The MTBF doesn’t imply that any given drive will run for 34 years. Rather, if a large drive batch were run under optimal conditions and their failures plotted as a bell curve, the peak of the curve would be at the 300,000-hour mark. But nobody cares about the curve’s mid-point. What matters is the left side of the bell curve, where failures start to become statistically significant. Because of this, some vendors started conveying reliability in terms of an annualized failure rate (AFR). MTBF and AFR are mathematically two sides of the same coin.
Some vendors still list contact start/stop cycles, which refers to when the drive heads vacillate from flying above the disk platters as they spin to resting on the platters’ “landing zones” when the platters are at rest.

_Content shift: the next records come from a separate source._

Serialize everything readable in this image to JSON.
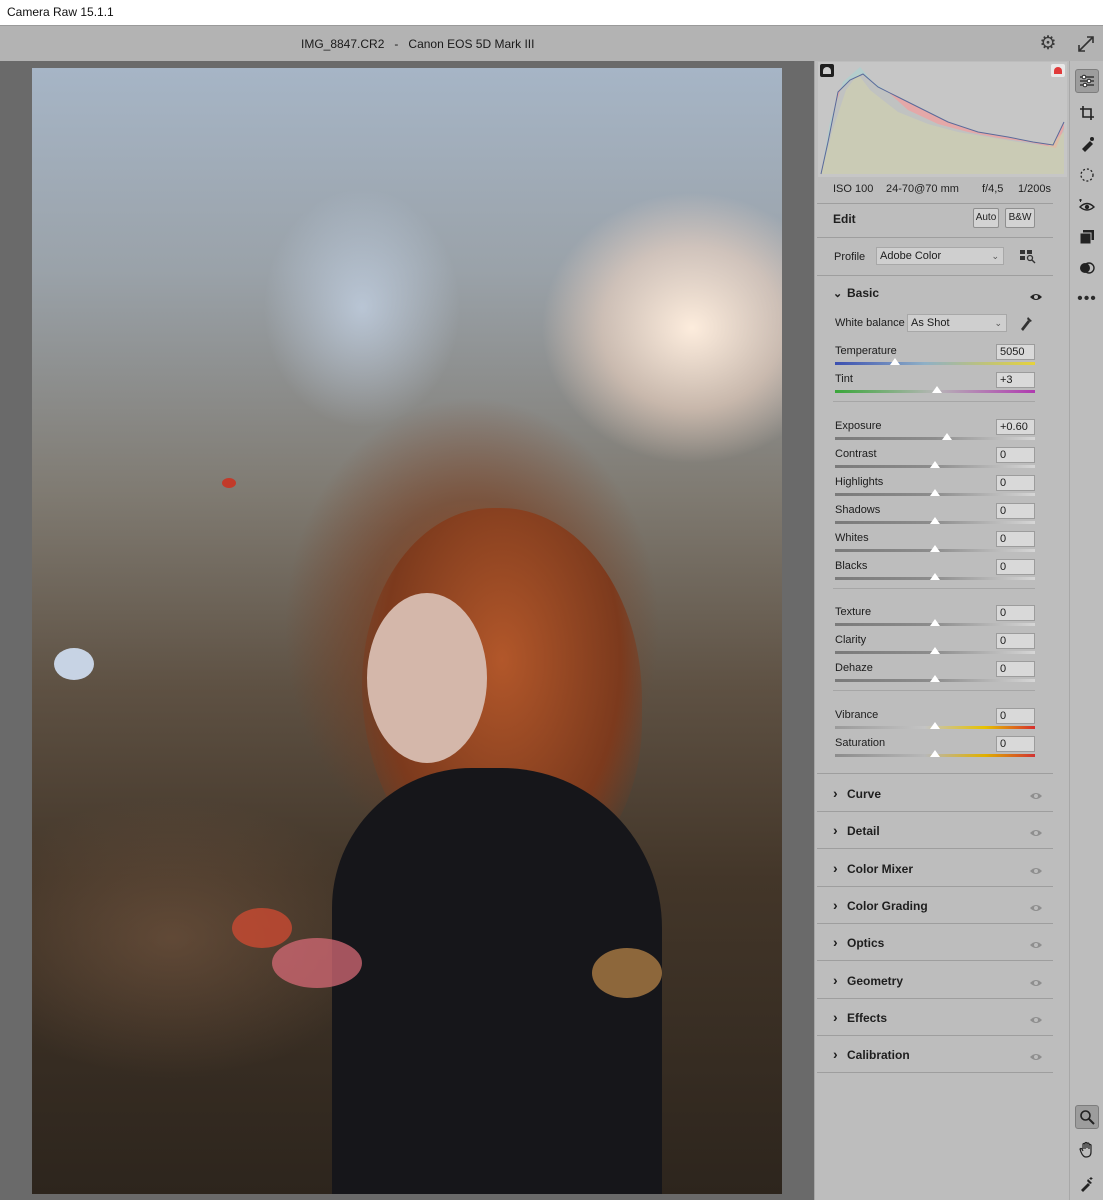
{
  "app": {
    "window_title": "Camera Raw 15.1.1"
  },
  "document": {
    "file_name": "IMG_8847.CR2",
    "separator": "-",
    "camera": "Canon EOS 5D Mark III"
  },
  "exif": {
    "iso": "ISO 100",
    "lens": "24-70@70 mm",
    "aperture": "f/4,5",
    "shutter": "1/200s"
  },
  "edit": {
    "title": "Edit",
    "auto_label": "Auto",
    "bw_label": "B&W"
  },
  "profile": {
    "label": "Profile",
    "value": "Adobe Color"
  },
  "basic": {
    "title": "Basic",
    "white_balance": {
      "label": "White balance",
      "value": "As Shot"
    },
    "sliders": [
      {
        "label": "Temperature",
        "value": "5050",
        "position": 0.3
      },
      {
        "label": "Tint",
        "value": "+3",
        "position": 0.51
      },
      {
        "label": "Exposure",
        "value": "+0.60",
        "position": 0.56
      },
      {
        "label": "Contrast",
        "value": "0",
        "position": 0.5
      },
      {
        "label": "Highlights",
        "value": "0",
        "position": 0.5
      },
      {
        "label": "Shadows",
        "value": "0",
        "position": 0.5
      },
      {
        "label": "Whites",
        "value": "0",
        "position": 0.5
      },
      {
        "label": "Blacks",
        "value": "0",
        "position": 0.5
      },
      {
        "label": "Texture",
        "value": "0",
        "position": 0.5
      },
      {
        "label": "Clarity",
        "value": "0",
        "position": 0.5
      },
      {
        "label": "Dehaze",
        "value": "0",
        "position": 0.5
      },
      {
        "label": "Vibrance",
        "value": "0",
        "position": 0.5
      },
      {
        "label": "Saturation",
        "value": "0",
        "position": 0.5
      }
    ]
  },
  "sections": [
    "Curve",
    "Detail",
    "Color Mixer",
    "Color Grading",
    "Optics",
    "Geometry",
    "Effects",
    "Calibration"
  ],
  "tools": [
    "edit-sliders-icon",
    "crop-icon",
    "healing-brush-icon",
    "masking-icon",
    "red-eye-icon",
    "presets-icon",
    "snapshots-icon",
    "more-icon",
    "zoom-icon",
    "hand-icon",
    "color-sampler-icon"
  ],
  "colors": {
    "panel_bg": "#bdbdbd",
    "canvas_bg": "#6a6a6a",
    "clip_warning": "#e03a3a"
  }
}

Today, though, most drives use a head load/unload cycle rather than landing zones, and load/unload cycles entail much larger specification numbers. For example, the Seagate Desktop HDD (formerly the Barracuda® drive) went from specifying a minimum of 50,000 contact start/stop cycles with the 500GB model to specifying at least 300,000 load/unload cycles with the 1TB. The otherwise very similar drive moved to a new head resting design, and the specification changed. It’s important to notice which spec you’re dealing with.
As a reference point for how these specs overlap, consider the Barracuda 7200.12 drive, which noted several specs in its documentation. The drive listed an MTBF of 750,000 hours and an AFR of 0.32% at an ambient temperature of 25˚C. The drive specified 10,000 start/stop cycles per year and 50,000 contact start/stop cycles. All of these were figured with the assumption of 2,400 power-on-hours per year. This last point is important because it conveys a load level typical of a consumer-class user: eight hours per day, five days per week for five years.

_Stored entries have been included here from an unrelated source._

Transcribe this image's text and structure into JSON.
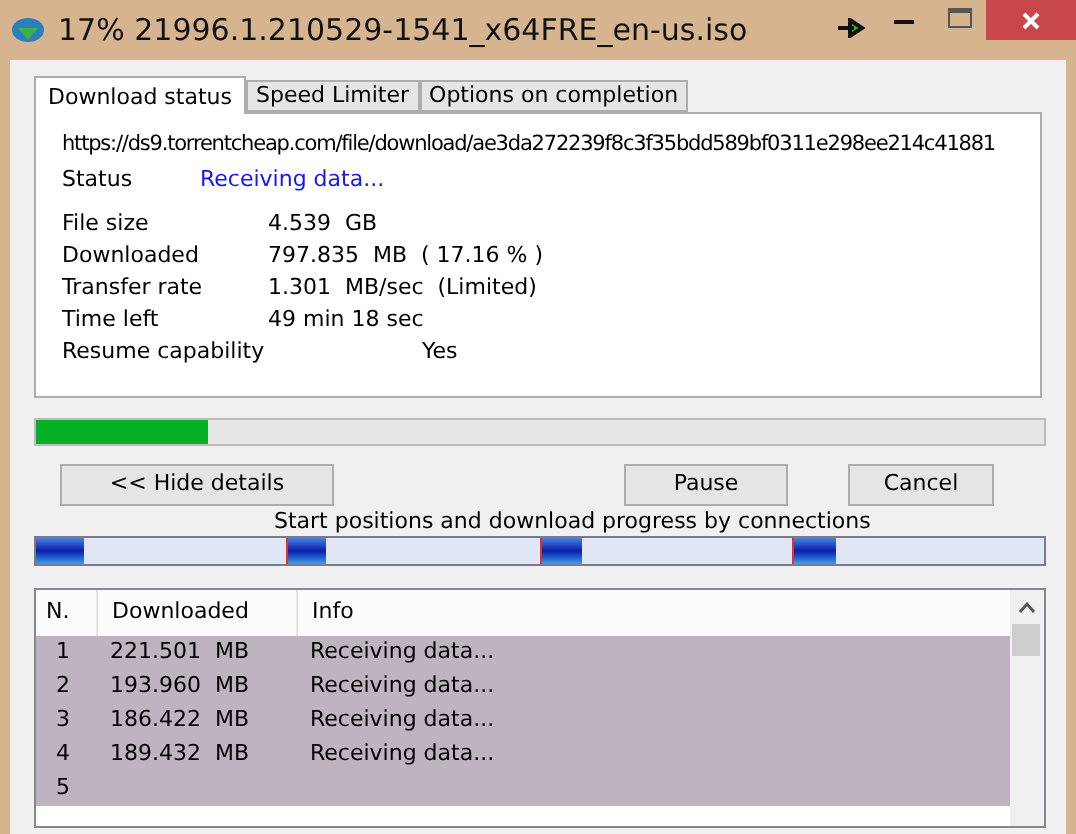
{
  "window": {
    "title": "17% 21996.1.210529-1541_x64FRE_en-us.iso"
  },
  "tabs": [
    {
      "label": "Download status",
      "selected": true
    },
    {
      "label": "Speed Limiter",
      "selected": false
    },
    {
      "label": "Options on completion",
      "selected": false
    }
  ],
  "url": "https://ds9.torrentcheap.com/file/download/ae3da272239f8c3f35bdd589bf0311e298ee214c41881",
  "status": {
    "label": "Status",
    "value": "Receiving data..."
  },
  "details": [
    {
      "label": "File size",
      "value": "4.539  GB"
    },
    {
      "label": "Downloaded",
      "value": "797.835  MB  ( 17.16 % )"
    },
    {
      "label": "Transfer rate",
      "value": "1.301  MB/sec  (Limited)"
    },
    {
      "label": "Time left",
      "value": "49 min 18 sec"
    }
  ],
  "resume": {
    "label": "Resume capability",
    "value": "Yes"
  },
  "progress": {
    "level": 0.1716
  },
  "buttons": {
    "hide": "<< Hide details",
    "pause": "Pause",
    "cancel": "Cancel"
  },
  "connections_caption": "Start positions and download progress by connections",
  "connections": [
    {
      "level": 0.19
    },
    {
      "level": 0.15
    },
    {
      "level": 0.16
    },
    {
      "level": 0.17
    }
  ],
  "table": {
    "columns": [
      "N.",
      "Downloaded",
      "Info"
    ],
    "rows": [
      {
        "n": "1",
        "downloaded": "221.501  MB",
        "info": "Receiving data...",
        "selected": true
      },
      {
        "n": "2",
        "downloaded": "193.960  MB",
        "info": "Receiving data...",
        "selected": true
      },
      {
        "n": "3",
        "downloaded": "186.422  MB",
        "info": "Receiving data...",
        "selected": true
      },
      {
        "n": "4",
        "downloaded": "189.432  MB",
        "info": "Receiving data...",
        "selected": true
      },
      {
        "n": "5",
        "selected": true
      }
    ]
  }
}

Today, the Desktop HDD specifies 2,400 power-on hours and 300,000 load/unload cycles. Dig into the manual, though, and you’ll find another specification: an average workload rate of up to 55TB per year. The drive does not specify MTBF or AFR numbers.
In contrast, the Constellation ES drive notes a 1.4 million-hour MTBF and 0.63% AFR based on 24x7 operation. Similarly, the drive’s power-on hours are rated at 8,760 hours with an average annual workload of up to 550TB per year – ten times that of the Desktop HDD. The drive is also rated for 600,000 load/unload cycles.
Why does all of this matter? Because desktop drives are very unlikely to survive for five years under enterprise conditions. No vendor has yet published a study detailing a desktop vs. enterprise drive analysis under, say, three-year data center conditions, but rather than considering the problem in terms of hours or load/unload cycles, one might assess the problem in terms of total work done over the drive’s life. This is why the terabytes-per-year spec is so important. If a desktop drive is rated to convey 55TB per year for five years, reliability issues will set in if you exceed that annual load. Failure rates will climb, necessitating the purchase of additional replacement drives and increasingly placing more strain on IT to handle those replacements.
Meanwhile, the enterprise drive suffers from no such degradation. The desktop drive is warranted for only two years while the Constellation ES drive is covered for five years. In other words, given our very loose scenario here, the data center customer might expect 110TB of service from the drive before falling out of warranty while the enterprise drive could exceed 2750TB. It follows that a data center manager might go through many desktop drives before equaling the total work done by a single enterprise drive. Given the pricing we mentioned at this article’s start, it would only take one such replacement for the desktop option to reach price parity with the enterprise alternative. In fact, as stated above, the enterprise drive would be ahead at this point owing to the maintenance costs associated with IT replacing the failed drive. It all boils down to total cost of ownership.